Between 1950 and 1970, total debt (including government, household, corporate and financial) remained stable at around 150% of GDP. After Nixon ended what was left of the gold standard in 1971, he was off to the races. Since then, the total debt grew almost 5,600%more than double the US economic growth rate.
There was a time, even in the midst of the Cold War, when government leaders, despite their international responsibilities and the onerous legacy of the New Deal and the Great Society that no one dared reverse, understood the need for fiscal discipline and to contain the growth of the government.
Between 1947 and 1966, the budget was balanced in 12 years, while the rest of the time there was an insignificant average deficit of 0.07%. Compare that to the 12 years under Presidents Ronald Reagan and George HW Bush (mostly with a hostile or partially hostile Congress), which ran an average deficit of 4% due to increased defense spending, the abandonment of domestic containment – a Johnson’s “bread and butter” legacy. ” years and the Nixon-Ford presidencies’ reversal of most of the economic principles they had previously championed – and the unfunded tax cuts influenced by Arthur Laffer’s notion that the tax cuts would pay for themselves. Discipline disappeared from Eisenhower, who insisted on cutting spending before cutting taxes.

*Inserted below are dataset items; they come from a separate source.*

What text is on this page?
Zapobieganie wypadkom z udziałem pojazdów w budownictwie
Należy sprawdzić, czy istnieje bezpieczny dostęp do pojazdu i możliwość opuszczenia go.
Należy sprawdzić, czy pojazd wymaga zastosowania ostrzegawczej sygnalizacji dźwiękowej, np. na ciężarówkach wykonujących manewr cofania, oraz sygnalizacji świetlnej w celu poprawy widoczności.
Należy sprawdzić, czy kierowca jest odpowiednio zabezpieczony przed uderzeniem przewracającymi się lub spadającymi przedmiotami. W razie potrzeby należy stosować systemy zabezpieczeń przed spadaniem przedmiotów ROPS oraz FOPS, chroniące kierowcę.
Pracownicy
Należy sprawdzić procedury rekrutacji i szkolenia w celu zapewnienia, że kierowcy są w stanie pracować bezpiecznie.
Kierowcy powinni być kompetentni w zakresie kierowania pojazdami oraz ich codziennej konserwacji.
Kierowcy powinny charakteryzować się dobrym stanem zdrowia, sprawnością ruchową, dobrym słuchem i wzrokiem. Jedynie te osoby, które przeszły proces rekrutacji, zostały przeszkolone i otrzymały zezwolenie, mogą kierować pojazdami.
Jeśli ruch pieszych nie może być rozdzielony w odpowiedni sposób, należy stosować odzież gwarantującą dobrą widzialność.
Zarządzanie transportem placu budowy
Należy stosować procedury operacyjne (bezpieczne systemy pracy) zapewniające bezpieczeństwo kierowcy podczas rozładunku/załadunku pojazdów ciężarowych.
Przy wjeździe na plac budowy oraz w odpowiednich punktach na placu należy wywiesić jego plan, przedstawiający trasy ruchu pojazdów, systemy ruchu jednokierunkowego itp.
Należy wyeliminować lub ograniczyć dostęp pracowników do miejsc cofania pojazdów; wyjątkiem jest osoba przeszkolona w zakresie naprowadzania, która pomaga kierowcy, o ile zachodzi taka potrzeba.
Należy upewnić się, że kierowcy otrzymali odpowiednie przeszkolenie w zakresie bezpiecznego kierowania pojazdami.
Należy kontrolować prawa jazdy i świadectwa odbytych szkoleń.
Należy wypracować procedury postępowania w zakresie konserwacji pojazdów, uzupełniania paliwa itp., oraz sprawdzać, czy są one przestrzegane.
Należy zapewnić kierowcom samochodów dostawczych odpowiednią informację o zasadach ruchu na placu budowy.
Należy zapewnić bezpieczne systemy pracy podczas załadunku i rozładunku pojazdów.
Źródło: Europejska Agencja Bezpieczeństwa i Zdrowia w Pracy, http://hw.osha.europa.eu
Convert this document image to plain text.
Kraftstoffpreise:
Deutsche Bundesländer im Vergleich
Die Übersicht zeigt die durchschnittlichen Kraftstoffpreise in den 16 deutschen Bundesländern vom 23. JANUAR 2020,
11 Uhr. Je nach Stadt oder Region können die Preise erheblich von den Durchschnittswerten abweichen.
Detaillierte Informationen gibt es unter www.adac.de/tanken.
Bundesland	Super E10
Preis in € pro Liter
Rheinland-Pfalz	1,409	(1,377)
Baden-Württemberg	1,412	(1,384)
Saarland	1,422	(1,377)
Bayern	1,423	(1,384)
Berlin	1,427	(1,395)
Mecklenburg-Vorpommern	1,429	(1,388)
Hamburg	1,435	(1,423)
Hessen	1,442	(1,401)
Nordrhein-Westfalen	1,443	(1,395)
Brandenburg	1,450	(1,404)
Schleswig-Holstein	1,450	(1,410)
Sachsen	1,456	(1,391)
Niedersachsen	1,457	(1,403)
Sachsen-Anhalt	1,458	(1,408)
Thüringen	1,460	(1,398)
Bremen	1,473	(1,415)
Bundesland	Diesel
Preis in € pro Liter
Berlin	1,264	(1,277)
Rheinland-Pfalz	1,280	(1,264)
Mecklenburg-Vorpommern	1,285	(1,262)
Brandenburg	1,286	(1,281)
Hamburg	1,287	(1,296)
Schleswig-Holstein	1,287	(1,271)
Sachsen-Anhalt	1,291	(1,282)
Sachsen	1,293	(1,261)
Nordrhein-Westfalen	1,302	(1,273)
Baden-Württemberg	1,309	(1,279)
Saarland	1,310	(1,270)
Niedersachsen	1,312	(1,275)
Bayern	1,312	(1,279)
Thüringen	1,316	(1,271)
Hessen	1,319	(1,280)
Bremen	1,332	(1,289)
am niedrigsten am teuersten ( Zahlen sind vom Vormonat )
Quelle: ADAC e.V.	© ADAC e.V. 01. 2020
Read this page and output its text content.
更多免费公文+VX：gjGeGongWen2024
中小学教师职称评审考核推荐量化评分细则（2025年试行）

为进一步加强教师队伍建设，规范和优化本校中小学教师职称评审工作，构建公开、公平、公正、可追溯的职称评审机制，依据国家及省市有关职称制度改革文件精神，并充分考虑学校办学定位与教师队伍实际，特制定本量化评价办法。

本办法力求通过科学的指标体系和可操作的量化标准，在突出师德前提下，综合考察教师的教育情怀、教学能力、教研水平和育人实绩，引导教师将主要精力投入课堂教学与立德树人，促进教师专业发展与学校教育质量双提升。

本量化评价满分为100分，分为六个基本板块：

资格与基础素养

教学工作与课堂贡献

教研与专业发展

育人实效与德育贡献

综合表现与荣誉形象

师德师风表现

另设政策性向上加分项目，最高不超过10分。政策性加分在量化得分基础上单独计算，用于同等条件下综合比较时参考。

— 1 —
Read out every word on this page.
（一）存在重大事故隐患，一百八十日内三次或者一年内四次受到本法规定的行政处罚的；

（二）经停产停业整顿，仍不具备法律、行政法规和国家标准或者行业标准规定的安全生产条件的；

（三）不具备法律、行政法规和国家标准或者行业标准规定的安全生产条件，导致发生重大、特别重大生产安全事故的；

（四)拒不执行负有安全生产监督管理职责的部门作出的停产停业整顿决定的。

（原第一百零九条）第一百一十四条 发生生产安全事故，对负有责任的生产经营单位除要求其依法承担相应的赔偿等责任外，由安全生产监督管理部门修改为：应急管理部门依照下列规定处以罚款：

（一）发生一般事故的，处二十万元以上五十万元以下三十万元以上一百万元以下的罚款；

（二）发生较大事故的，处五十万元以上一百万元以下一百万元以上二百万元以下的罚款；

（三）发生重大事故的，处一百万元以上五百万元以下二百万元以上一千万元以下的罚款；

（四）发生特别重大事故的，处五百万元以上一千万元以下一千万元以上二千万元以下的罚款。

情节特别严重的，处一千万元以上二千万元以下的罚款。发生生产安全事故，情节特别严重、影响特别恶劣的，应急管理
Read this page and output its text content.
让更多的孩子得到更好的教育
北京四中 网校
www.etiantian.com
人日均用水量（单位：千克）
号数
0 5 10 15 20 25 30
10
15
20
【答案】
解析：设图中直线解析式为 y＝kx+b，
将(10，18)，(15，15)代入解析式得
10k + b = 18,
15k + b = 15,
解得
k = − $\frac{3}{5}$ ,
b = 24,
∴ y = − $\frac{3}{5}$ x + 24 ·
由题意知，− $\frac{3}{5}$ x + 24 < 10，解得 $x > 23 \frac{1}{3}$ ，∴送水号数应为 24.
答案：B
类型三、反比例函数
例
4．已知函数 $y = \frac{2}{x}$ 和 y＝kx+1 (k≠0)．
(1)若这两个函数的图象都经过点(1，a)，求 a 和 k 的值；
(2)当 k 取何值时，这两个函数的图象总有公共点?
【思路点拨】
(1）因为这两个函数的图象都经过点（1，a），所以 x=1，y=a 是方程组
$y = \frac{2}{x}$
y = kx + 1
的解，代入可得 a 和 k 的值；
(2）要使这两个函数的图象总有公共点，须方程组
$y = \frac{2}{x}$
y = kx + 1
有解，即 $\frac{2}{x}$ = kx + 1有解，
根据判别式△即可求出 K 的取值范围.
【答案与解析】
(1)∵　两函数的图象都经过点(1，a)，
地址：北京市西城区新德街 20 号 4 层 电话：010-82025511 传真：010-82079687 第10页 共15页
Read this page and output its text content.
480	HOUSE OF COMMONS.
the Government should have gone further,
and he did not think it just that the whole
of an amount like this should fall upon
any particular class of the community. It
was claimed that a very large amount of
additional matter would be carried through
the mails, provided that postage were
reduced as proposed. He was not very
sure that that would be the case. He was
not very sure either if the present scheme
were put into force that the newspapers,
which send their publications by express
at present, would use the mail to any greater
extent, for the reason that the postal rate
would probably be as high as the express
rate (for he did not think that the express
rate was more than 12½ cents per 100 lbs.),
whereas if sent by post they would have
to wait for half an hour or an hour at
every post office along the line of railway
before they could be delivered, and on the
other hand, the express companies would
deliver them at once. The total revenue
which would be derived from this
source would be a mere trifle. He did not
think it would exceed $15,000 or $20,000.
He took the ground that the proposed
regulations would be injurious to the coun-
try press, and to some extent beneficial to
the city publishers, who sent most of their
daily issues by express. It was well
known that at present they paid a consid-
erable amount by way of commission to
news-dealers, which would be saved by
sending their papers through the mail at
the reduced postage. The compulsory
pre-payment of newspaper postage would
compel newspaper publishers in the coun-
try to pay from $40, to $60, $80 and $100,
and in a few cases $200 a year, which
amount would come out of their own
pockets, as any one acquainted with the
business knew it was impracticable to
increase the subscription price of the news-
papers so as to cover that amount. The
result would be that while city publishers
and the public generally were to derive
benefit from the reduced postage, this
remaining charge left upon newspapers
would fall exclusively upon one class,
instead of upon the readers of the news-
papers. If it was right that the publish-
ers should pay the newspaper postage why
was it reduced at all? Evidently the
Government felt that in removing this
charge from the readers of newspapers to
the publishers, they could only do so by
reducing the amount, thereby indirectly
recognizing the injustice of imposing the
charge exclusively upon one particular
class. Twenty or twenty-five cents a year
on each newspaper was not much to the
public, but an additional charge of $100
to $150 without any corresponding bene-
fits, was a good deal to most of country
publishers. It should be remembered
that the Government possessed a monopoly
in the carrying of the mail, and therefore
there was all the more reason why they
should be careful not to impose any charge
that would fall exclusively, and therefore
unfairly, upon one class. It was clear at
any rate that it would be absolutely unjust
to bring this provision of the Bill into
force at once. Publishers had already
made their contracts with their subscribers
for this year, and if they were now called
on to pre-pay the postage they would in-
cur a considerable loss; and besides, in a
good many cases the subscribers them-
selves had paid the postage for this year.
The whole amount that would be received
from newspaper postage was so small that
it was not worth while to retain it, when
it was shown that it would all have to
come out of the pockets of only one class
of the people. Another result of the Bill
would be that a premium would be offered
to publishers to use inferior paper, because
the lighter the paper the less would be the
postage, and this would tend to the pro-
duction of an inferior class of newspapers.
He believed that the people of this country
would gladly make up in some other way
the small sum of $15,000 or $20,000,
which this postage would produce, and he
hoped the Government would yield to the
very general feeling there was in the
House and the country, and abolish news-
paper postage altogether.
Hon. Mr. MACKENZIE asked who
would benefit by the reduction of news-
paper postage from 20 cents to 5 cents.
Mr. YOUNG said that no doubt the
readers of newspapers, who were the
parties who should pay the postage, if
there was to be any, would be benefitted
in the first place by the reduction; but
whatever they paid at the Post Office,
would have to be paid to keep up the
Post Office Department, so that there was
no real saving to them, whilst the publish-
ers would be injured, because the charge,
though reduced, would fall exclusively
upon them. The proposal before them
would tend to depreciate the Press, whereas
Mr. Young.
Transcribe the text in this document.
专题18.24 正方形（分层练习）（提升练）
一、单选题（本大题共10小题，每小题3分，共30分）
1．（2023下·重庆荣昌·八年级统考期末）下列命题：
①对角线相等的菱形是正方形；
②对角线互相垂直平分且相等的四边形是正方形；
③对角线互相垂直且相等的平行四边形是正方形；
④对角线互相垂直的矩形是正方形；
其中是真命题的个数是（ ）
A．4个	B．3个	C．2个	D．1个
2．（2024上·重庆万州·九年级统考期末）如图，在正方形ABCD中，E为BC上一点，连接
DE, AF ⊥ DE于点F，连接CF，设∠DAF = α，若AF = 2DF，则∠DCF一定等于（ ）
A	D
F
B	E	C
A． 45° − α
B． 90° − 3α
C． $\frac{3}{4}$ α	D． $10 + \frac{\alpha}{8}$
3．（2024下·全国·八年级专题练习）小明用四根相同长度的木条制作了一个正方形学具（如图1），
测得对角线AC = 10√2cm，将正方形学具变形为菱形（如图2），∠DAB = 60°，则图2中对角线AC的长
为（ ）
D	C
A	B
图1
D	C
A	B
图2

The new millennium has distorted the situation even further, with the annual deficit from 2002 to 2023 reaching an average of 5% over the two decades, 20% higher than nominal economic growth, which average of 4.2%. President Obama, under whom the deficit was double the Congressional Budget Office’s original projections, began the spending spree, with Presidents Trump and Biden taking it to new levels.
Now it all comes down to this. Unless a new generation of leaders has the courage to cut “untouchables” like the defense, education, justice and homeland security budgets, and privatize the Social Security program (as more than 40 countries have wisely done), more Sooner or later, the current trajectory of federal finances will lead to an extremely ugly situation. If you think things are bad now, wait.